Bóg nas wybiera jako „iskrę”, ale zarazem tylko czeka, by wymierzyć sprawiedliwą karę (sprawiedliwość jest wyraźnie odróżniona od miłosierdzia). Ile w tym wszystkim jest lęku! I jedyne co nam może pomóc, to wynagradzanie i przebłaganie Boga. Wymaga to naszych ofiar (nigdy nie wiadomo, czy 2 miesiące czy 3). I wystarczy odmawiać nieustannie różaniec i przyjmować Komunię świętą i będzie dobrze, a przynajmniej lepiej. A więc całe chrześcijaństwo ma się opierać tylko na religijnych aktach, zaklinaniach, przebłaganiach jakby Ofiara Jezusa, Jego śmierć i zmartwychwstanie nic nie zmieniło. Niestety, ja mam wrażenie, że to niezwykle niechrześcijańska wizja Boga i religii.
Rozumiem, że to jest łatwiejsze. Matka Boża nas obroni. Bóg też. Tylko trzeba się modlić. No i ta kłopotliwa wizja Kościoła. Jestem od kilku dni w Rzymie. I właśnie tu będąc na mszy św. z Papieżem, czy w ogóle na mszy św. gdzieś w kościele w Rzymie, doświadczam, co to znaczy Kościół Katolicki. Jako Polacy też jesteśmy częścią całego Kościoła, całego Ciała Chrystusa. Zawsze modlimy się za cały Kościół, za całe Ciało Chrystusa. I tutaj się to czuje. Jako Polacy wcale nie jesteśmy wyjątkowi ani gorsi od innych członków Ciała Chrystusa. I najbardziej niepokoi mnie to, że my się modlimy w tych „akcjach” tylko za Polskę. Bóg nas tylko ma bronić, jakbyśmy byli oderwani od reszty. Tak sie dzieje, gdy na pierwszym miejscu postawi się Polskę i Naród. I ten wybór dokonuje się w sercu.
Wczoraj odmawiałem razem z włoskimi wiernymi w jednym z kościołów różaniec i Litanię Loretańską do Matki Bożej. Nie ma tam wezwania „Królowo Polski”. Poczułem się, że jestem częścią wielkiej Bożej Rodziny, Ciała Chrystusa.

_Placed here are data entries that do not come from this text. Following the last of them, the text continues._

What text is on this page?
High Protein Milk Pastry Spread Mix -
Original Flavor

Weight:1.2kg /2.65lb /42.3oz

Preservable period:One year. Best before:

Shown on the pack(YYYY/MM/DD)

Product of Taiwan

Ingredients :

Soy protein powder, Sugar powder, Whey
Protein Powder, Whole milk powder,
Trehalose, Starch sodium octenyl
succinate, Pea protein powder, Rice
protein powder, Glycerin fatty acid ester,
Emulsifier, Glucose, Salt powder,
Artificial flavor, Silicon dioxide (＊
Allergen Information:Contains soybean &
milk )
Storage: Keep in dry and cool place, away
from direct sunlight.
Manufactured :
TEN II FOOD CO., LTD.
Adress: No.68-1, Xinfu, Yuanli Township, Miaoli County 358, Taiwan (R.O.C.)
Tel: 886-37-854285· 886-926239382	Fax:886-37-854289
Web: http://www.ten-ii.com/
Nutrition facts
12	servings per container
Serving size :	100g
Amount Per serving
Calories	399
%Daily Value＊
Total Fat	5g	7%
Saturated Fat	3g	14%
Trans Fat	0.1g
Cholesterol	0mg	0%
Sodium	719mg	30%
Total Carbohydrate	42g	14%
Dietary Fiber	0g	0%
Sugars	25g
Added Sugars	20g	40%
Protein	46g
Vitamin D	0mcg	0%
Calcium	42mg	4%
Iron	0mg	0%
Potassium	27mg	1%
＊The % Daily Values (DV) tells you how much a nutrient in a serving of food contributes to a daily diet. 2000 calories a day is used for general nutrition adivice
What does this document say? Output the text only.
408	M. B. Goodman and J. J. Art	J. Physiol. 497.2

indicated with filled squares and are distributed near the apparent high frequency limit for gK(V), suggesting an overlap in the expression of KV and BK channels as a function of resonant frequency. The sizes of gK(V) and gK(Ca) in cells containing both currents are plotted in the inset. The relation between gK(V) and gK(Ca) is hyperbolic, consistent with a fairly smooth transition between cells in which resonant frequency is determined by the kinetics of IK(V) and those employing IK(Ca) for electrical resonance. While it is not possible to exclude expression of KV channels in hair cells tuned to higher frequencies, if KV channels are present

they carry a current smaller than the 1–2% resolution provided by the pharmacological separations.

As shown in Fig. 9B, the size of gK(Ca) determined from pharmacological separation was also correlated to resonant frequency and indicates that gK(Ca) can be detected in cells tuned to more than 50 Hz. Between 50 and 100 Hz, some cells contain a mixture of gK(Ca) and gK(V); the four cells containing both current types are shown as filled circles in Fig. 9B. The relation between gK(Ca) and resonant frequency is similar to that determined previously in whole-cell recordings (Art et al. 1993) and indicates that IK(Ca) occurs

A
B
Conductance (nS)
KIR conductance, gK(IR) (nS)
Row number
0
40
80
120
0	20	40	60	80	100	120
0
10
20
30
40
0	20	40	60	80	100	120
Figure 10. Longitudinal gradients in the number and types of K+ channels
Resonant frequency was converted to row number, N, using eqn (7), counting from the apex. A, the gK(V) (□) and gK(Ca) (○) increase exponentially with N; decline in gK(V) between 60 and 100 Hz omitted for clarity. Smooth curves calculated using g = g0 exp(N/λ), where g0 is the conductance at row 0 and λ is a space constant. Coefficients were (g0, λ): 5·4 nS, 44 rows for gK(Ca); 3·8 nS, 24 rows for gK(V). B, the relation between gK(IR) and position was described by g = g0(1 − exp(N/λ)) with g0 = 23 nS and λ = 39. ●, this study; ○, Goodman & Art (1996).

Czułem się u siebie.
Wyobraźmy sobie, że do naszej parafii, gdzie odprawiamy Nowennę za Polskę, przychodzi na mszę św. katolik Włoch, Niemiec, Meksykańczyk. I słyszy, że my się modlimy za Naród, o uchronienie od zaraz, od klęski w nadchodzących wyborach, że mamy swoją Królową i Króla Chrystusa. Czy poczułby się częścią Kościoła Katolickiego, Ciała Chrystusa?
Ciekawe też, że te wielkie Nowenny i inne inicjatywy za Naród zwykle zaczynają się przed wyborami. I znowu są siły zła i siły dobra. Są wierzący dobrzy i pseudowierzący, którzy nie podzielają takiej wizji Kościoła i roli Polski. Nagle abp Kupny apeluje do formacji politycznej (której)? Kandydat jednej opcji pojawia się na okładkach katolickich czasopism. Ostatnio w „Radiu Maryja” przypadkiem usłyszałem pean pewnego polityka na cześć nie tylko prezydenta Trumpa jako wybrańca Bożego, ale i też kandydata opozycji na prezydenta. Albo, jak czytam na jednym z portali katolickich, Bóg Ojciec, który kieruje światem, nagle miałby wybrać tego a nie innego prezydenta (nawet jeśli ten nie jest idealny i bezgrzeszny, bo przecież perski król Cyrus tez nie był, a Bóg się nim posłużył), ale gdyby wybrano innego prezydenta, to wtedy już Bóg Ojciec za tym nie stoi? Skąd to wie autor? Zna myśli i działanie Opatrzności? A może Bóg Ojciec ma działać tak jak nam się podoba i sprzyjać temu, co nam się wydaje dobre, jak jakiś plemienny Bóg?
Granica między dobrem a złem nie przebiega pomiędzy opcjami czy partiami politycznymi, lecz w ludzkim sercu.
Czy apel abpa Kupnego obejmuje też takie działania czy nie? Ale czy to jest katolicyzm Katolicki, ewangeliczny? Ja się w nim kompletnie nie odnajduję.